Das Gesicht des Spielers war auf den Boden gerichtet, als der Schläger den Ball berührte, eine Haltung, die sich der Mann einprägte. Für sein Vorhaben war jede Kopfstellung des Golfers in den einzelnen Schlagphasen von höchster Wichtigkeit. Denn nur wer die Bewegung eines Spielers präzise beschreiben kann, wird auf der Siegerstraße sein.

Es wäre noch besser, würde er selbst Golf lernen, um Schlagfehler bei anderen im Entstehen zu diagnostizieren und um scheinbar nur Sekunden stillstehende Posen aus der Bewegung der Schläger und des Körpers nachvollziehen zu können. Auf Deutsch heißt das, dass es gut wäre, würde er ein Golfinsider werden. Dann würde sein Projekt auf alle Fälle gelingen.

Der Beobachter fand seine Gedanken hervorragend, war sich aber im Klaren darüber, dass er sie verwerfen wird. Golf war kein Spiel für ihn. Außerdem fehlte das Geld hinten und vorn. Also musste er die Spieler auf dem Platz studieren. Vielleicht sogar Aufnahmen machen und ein bisschen in Golfbüchern herumschnüffeln.

Ja, das wäre sinnvoll.

Der Mann oben schaute noch einmal durchs Fernglas. Er sah einen weiteren Golfer weit vor der Sandkuhle, sein Caddie stand zehn Meter von ihm entfernt. Der Beobachter nahm wahr, wie sich der Golfer in Position stellte und den Golfball wegschlug. Die durch den Schlag getroffene Kugel sauste über die Sandkuhle hinweg. Dann gewann der Ball an Höhe und senkte sich nach circa zweihundert Metern.

„Super Schlag!", rief der Junge begeistert.

Der Golfer winkte ab, was wohl bedeutete, dass er nicht gut gewesen sein wird. Dann machten sich die beiden auf den Weg, dem Ball hinterher, nachdem der Caddie den Schläger wieder im Beutel versenkt hatte.

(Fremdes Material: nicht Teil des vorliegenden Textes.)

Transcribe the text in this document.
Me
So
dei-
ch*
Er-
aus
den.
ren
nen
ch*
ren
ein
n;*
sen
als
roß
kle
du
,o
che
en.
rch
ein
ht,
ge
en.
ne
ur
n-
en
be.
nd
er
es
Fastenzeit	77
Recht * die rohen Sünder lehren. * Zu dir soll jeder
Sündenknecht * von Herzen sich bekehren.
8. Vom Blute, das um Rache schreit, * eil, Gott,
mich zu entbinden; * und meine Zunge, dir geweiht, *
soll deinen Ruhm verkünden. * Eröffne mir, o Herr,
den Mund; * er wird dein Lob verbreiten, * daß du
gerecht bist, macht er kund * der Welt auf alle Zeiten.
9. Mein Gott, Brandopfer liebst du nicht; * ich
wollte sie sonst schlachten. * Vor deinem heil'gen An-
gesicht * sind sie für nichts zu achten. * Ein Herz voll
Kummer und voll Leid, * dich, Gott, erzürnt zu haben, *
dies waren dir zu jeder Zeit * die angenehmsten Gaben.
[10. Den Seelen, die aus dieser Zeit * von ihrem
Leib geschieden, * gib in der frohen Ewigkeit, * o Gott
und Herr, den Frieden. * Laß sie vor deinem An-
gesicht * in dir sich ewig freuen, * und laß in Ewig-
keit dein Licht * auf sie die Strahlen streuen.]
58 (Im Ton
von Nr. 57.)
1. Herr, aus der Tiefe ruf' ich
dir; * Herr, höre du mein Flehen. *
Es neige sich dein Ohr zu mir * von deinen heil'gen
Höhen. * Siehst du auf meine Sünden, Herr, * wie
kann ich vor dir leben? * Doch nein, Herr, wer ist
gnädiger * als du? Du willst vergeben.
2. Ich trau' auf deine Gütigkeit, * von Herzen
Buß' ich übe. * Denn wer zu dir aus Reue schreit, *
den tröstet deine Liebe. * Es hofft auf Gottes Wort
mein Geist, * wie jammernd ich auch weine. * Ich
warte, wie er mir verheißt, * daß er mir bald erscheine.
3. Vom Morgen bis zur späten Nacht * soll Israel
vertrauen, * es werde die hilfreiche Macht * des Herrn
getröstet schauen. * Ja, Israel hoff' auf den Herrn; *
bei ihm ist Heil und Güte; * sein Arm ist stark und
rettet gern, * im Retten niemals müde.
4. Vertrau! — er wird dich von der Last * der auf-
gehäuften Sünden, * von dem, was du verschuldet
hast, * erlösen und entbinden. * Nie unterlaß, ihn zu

Vorweg der Spieler, fünf Meter dahinter der Begleiter mit der Karre.

Verrückt, wie viele von diesen Eisen im Golfsack steckten?

Eisen? Er hatte keine Ahnung. Es hätte auch Holz sein können. Aber die Schlagfläche muss Metall sein!

Warum tausend Schläger?

Was das wohl sollte?

Wahrscheinlich hatte der Kerl zu viel Geld und kaufte sich ständig neue. Spielte er Golf, sinnierte er, dann brauchte er nur einen!

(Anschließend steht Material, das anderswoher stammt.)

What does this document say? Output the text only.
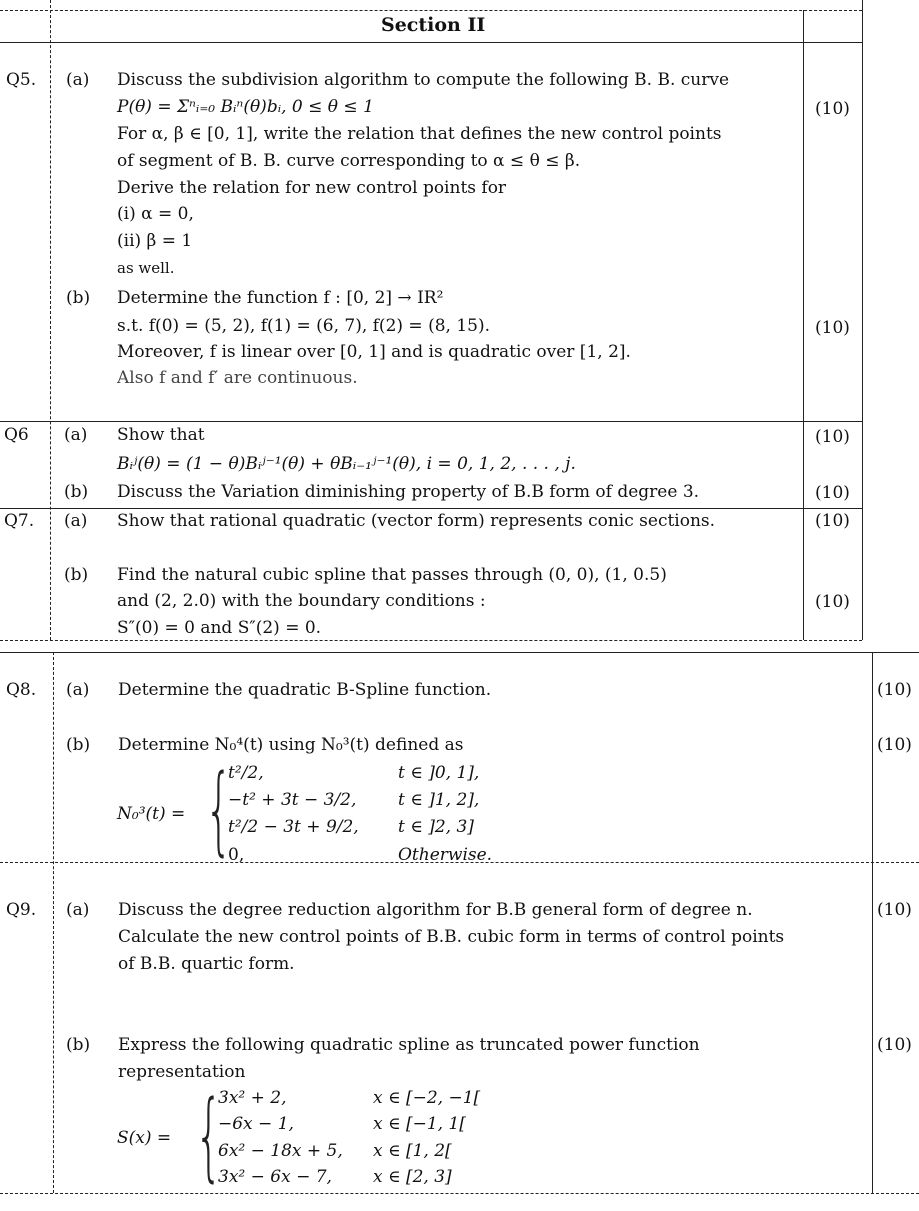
Section II
Q5. (a) Discuss the subdivision algorithm to compute the following B. B. curve
P(θ) = Σⁿᵢ₌₀ Bᵢⁿ(θ)bᵢ, 0 ≤ θ ≤ 1
For α, β ∈ [0, 1], write the relation that defines the new control points
of segment of B. B. curve corresponding to α ≤ θ ≤ β.
Derive the relation for new control points for
(i) α = 0,
(ii) β = 1
as well.
(10)
(b) Determine the function f : [0, 2] → IR²
s.t. f(0) = (5, 2), f(1) = (6, 7), f(2) = (8, 15).
Moreover, f is linear over [0, 1] and is quadratic over [1, 2].
Also f and f′ are continuous.
(10)
Q6 (a) Show that
Bᵢʲ(θ) = (1 − θ)Bᵢʲ⁻¹(θ) + θBᵢ₋₁ʲ⁻¹(θ), i = 0, 1, 2, . . . , j.
(10)
(b) Discuss the Variation diminishing property of B.B form of degree 3.	(10)
Q7. (a) Show that rational quadratic (vector form) represents conic sections.	(10)
(b) Find the natural cubic spline that passes through (0, 0), (1, 0.5)
and (2, 2.0) with the boundary conditions :
S″(0) = 0 and S″(2) = 0.
(10)
Q8. (a) Determine the quadratic B-Spline function.	(10)
(b) Determine N₀⁴(t) using N₀³(t) defined as	(10)
N₀³(t) = {
t²/2,	t ∈ ]0, 1],
−t² + 3t − 3/2, t ∈ ]1, 2],
t²/2 − 3t + 9/2, t ∈ ]2, 3]
0,	Otherwise.
Q9. (a) Discuss the degree reduction algorithm for B.B general form of degree n.
Calculate the new control points of B.B. cubic form in terms of control points
of B.B. quartic form.
(10)
(b) Express the following quadratic spline as truncated power function
representation
(10)
S(x) = {
3x² + 2,	x ∈ [−2, −1[
−6x − 1,	x ∈ [−1, 1[
6x² − 18x + 5, x ∈ [1, 2[
3x² − 6x − 7, x ∈ [2, 3]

Immer noch keine Konversation zwischen den beiden auf dem Rasen.

Genau das war es, was den Beobachter wütend machte.

Das Golfpaar war inzwischen schon mehr als hundert Meter vom Bunker entfernt und hatte kein Wort miteinander gewechselt. Ein gutes Fernglas offenbart Wahrheiten, sagte er sich und schmunzelte. Dann setzte er es ab. Es hing an einer Schnur um den Hals; so hatte er die Hände für seinen Fotoapparat frei. Er hatte an alles gedacht.

Ein Blick nach links zur Seite genügte, die Umrisse neuer Spieler, gerade hinter einem Busch verschwindend, auszumachen. Es waren zwei, die offensichtlich zusammengehörten. Merkwürdig, dachte er, immer war er davon ausgegangen, dass man Golf allein spielt. Ist auch egal.

Plötzlich entspannten sich seine Gesichtszüge und seine körperliche Haltung wurde locker. Ursache war ein Geistesblitz!

Seine Lippen deuteten ein verklärtes Schmunzeln an.

Ja, das war es!

Nun wusste er und konnte es wirksam begründen, warum er Golf ablehnen musste.

Der Caddie war ein Sklave.

Immer zu Diensten des Herren. Wie früher im Mittelalter. Und später im neunzehnten Jahrhundert. Das hatte man ihnen bei Schulungen der Partei ständig um die Ohren gehauen.

Abhängigkeit ohne Rechte.

Immer waren es Arbeiter, die bluten mussten. Der kleine Mann!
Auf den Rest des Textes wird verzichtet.